Hey! My Sh*t Life..

Hi, well i put a story up the other day about going mute, i did but my mother got me soo worked up today i shouted at her but i am defiantly mute now..
I got in from school today it has been snowing so i was really cold my mum asked my to look after my little brother i did. I got told to tidy my room and i did, i couldn't really argue because i wouldn't speak..

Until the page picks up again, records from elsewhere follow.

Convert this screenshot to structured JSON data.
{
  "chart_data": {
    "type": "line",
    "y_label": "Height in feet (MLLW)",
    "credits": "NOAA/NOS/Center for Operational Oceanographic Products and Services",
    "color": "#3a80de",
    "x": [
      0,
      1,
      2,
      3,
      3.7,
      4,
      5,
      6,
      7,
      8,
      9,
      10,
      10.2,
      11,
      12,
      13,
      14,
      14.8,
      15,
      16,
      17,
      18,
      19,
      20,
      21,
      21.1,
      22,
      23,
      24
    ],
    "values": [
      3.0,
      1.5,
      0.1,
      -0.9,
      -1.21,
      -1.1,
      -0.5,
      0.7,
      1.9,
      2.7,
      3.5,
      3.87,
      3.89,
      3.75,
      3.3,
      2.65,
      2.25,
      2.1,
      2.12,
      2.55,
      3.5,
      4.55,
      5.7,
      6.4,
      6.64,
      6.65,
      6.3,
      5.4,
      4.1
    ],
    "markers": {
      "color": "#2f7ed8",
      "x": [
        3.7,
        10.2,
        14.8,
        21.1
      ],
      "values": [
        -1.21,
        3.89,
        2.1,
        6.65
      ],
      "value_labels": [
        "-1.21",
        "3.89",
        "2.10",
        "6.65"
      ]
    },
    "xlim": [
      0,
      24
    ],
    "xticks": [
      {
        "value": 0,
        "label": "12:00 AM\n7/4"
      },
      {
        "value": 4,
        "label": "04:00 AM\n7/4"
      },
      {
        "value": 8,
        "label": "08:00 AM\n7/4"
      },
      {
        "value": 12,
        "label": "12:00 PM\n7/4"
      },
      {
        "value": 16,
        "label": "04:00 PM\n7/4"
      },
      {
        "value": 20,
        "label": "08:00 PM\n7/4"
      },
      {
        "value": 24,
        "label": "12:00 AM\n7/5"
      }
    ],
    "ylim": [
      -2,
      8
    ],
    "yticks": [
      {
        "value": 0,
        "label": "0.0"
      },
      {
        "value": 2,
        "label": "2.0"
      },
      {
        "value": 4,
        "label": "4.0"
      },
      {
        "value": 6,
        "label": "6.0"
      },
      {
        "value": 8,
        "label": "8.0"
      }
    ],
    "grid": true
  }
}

Later i did tidy my bedroom i was just making my bed when my mum started to help me and she blamed me earlier for letting my brother fall over (not my fault). She started to make my bed while i sat on my phone she put everything on wrong i have a mild case of OCD so everything has to be right. I signed to her it is wrong and she should go and leave because shes messing it up. She then said it's not wrong its fine your sleeping on it so it will be fine. I just signed back leave it then she knocked over my drink and it went all over my bed she blamed it on me that i had detracted her. She started to make it again I just got so fed up she wouldn't let me do it so i don't no where it came from but i shouted get off it mum your ruining it just leave it please. It was abit horrible i knew she was trying to help but it made things worse. Then she turned and said you do it then you quite fat little cow nothings right for you. I am never TALKING again! This didn't help with my Anorexia/Bulimia i feel so stressed i can't show my face anywhere I guess what she said was right.... I know i have had glossophobia for a long time ever since my childhood was ruined (glossopgobia is a talking condition) I just feel sick i can't even look in a mirror.. Am i over reacting or was she wrong to say that?